Jurnal Indonesia — Jakarta – Antusiasme masyarakat Indonesia terhadap AI coding agent terbukti sangat tinggi. Hal ini tercermin dari animo peserta pada Codex Community Meetup pertama yang diselenggarakan di Jakarta pada 13 Juni lalu. Meskipun hanya 60 peserta yang dapat tertampung akibat keterbatasan venue, pendaftar yang hadir mencapai lebih dari 200 orang.
Codex Ambassador pertama untuk Indonesia, Naufaldi Rafif, menyatakan bahwa tingginya minat ini mengindikasikan pergeseran paradigma. Masyarakat tidak lagi sekadar penasaran dengan AI generatif, melainkan telah beranjak pada keinginan nyata untuk mengintegrasikan AI coding agent dalam aktivitas pekerjaan sehari-hari.
“Lebih dari 200 peserta yang mendaftar, dan akhirnya pendaftaran saya tutup. Namun, tidak semua bisa kami tampung karena keterbatasan venue, jadi yang hadir sekitar 60 orang. Buat saya ini cukup berkesan karena menunjukkan demand-nya nyata,” ujar Naufaldi dalam wawancara tertulis.
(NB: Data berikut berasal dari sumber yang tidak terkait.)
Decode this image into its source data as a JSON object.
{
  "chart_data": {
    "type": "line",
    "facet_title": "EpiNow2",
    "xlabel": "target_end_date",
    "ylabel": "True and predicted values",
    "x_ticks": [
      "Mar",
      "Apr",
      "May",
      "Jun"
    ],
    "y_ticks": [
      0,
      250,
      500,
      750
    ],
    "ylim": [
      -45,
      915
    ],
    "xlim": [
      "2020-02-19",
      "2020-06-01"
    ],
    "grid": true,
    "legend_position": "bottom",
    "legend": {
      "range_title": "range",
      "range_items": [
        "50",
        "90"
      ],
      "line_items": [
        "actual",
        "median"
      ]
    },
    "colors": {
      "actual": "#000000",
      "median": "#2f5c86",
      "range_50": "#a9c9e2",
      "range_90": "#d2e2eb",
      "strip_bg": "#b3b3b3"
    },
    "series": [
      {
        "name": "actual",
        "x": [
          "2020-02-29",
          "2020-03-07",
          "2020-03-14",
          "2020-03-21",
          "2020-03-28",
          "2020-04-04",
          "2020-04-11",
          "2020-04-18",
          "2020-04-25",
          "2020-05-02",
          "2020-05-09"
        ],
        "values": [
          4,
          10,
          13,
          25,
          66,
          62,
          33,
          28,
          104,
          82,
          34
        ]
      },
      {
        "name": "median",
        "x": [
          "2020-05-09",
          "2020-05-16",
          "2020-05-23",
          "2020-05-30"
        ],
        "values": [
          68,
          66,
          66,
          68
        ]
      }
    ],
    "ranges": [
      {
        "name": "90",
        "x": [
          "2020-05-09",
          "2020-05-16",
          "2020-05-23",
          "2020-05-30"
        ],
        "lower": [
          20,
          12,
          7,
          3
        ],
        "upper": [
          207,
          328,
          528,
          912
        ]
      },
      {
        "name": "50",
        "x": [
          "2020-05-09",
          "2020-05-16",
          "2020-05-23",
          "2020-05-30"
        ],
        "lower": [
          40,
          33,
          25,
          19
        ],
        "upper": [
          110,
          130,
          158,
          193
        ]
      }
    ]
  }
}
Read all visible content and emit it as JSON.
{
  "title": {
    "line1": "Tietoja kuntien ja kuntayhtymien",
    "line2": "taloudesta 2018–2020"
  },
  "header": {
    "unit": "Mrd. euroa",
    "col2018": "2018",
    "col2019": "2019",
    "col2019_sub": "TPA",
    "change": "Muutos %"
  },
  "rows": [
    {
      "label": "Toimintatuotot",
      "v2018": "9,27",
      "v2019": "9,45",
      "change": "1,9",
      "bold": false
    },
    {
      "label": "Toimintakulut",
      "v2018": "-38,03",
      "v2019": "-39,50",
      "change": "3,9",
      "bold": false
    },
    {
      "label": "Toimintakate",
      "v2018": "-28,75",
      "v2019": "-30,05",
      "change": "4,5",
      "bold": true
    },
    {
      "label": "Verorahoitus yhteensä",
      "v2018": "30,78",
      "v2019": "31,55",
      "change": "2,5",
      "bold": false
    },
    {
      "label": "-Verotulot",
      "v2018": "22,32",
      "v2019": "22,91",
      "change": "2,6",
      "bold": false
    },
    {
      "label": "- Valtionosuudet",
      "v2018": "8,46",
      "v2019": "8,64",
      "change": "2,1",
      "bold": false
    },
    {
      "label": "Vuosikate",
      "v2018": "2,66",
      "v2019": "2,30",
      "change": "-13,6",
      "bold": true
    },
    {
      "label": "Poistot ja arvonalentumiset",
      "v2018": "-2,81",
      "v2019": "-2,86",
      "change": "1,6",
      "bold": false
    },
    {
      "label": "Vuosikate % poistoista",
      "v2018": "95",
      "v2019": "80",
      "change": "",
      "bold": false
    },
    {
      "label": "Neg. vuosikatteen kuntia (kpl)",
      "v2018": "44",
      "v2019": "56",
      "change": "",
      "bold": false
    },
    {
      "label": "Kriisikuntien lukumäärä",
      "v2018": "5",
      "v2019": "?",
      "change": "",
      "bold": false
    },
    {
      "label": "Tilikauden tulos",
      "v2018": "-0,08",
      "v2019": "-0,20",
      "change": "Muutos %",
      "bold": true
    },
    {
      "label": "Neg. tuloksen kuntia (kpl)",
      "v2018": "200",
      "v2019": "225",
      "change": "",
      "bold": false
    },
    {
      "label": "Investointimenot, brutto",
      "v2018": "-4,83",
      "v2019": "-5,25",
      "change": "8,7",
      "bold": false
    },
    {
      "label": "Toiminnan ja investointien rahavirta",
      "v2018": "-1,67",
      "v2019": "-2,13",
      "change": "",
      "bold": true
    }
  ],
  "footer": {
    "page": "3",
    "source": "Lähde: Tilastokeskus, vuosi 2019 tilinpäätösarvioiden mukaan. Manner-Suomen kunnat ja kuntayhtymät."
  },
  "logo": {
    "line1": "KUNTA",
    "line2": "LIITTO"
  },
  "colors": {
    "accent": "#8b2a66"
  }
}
Menurut Naufaldi, Indonesia telah menunjukkan adopsi ChatGPT yang signifikan. Kini, tren penggunaan AI mulai bergeser ke agentic AI. Meskipun demikian, masih banyak pengguna yang belum sepenuhnya memahami potensi Codex.
“Sebagian kecil sudah menggunakan Codex, tapi masih sebatas untuk coding. Padahal Codex bisa digunakan jauh lebih luas, mulai dari workflow developer, dokumentasi, review kode, hingga membantu pekerjaan sehari-hari baik bagi developer maupun non-developer,” jelasnya.
Bukan Hanya untuk Programmer
Keberagaman peserta meetup menjadi salah satu sorotan utama. Selain para developer, acara ini juga dihadiri oleh desainer, product manager, founder startup, serta berbagai profesi lain yang bergerak di bidang digital.
Naufaldi mendesain pertemuan ini sebagai wadah pembelajaran lintas profesi, mengingat potensi Codex dalam meningkatkan produktivitas bagi siapa saja, tidak terbatas pada kalangan programmer.
Sesi praktik langsung memungkinkan peserta untuk mendalami berbagai aplikasi Codex. Para developer fokus mengeksplorasi otomatisasi dalam siklus pengembangan perangkat lunak (SDLC), meliputi penulisan kode, tinjauan kode, perbaikan bug, hingga proses perilisan aplikasi.
Sementara itu, peserta dari kalangan non-developer menunjukkan ketertarikan pada penggunaan Codex untuk tugas-tugas administratif perkantoran. Ini termasuk pembuatan materi presentasi, penyusunan proposal, perapian dokumen, dan sesi curah gagasan untuk ide-ide bisnis.
Salah satu kisah inspiratif datang dari seorang peserta yang berhasil mengembangkan asisten pribadi berbasis AI sekaligus sistem perencanaan sumber daya (ERP) mini untuk operasional perusahaannya.
“AI coding agent bisa membantu founder atau tim kecil membuat internal tools lebih cepat, tanpa harus langsung membangun tim engineering besar sejak awal,” ungkap Naufaldi.
Tantangan dalam Adopsi AI
Meskipun antusiasme sangat tinggi, adopsi AI di Indonesia masih menghadapi sejumlah kendala. Banyak peserta yang bekerja di perusahaan atau startup melaporkan kesulitan terkait ketersediaan anggaran dan kebijakan internal mengenai penggunaan AI.
Akibatnya, tidak sedikit dari mereka yang masih menanggung biaya langganan secara pribadi. Selain itu, pengguna baru kerap memperlakukan Codex layaknya chatbot biasa, padahal AI coding agent memerlukan pemahaman alur kerja, pemilihan model yang tepat, dan validasi hasil yang lebih mendalam.
Naufaldi menekankan bahwa AI bukanlah pengganti sumber daya manusia. Ia mengingatkan para developer dan knowledge worker untuk memandang Codex sebagai asisten, bukan sebagai substitusi.
“AI coding agent ini adalah pembantu kita dalam bekerja, sedangkan kita adalah manajernya,” tegasnya.
Menurut Naufaldi, kemampuan memberikan instruksi yang efektif, memvalidasi setiap keluaran, dan berpikir kritis tetap menjadi keterampilan esensial di era kecerdasan buatan saat ini.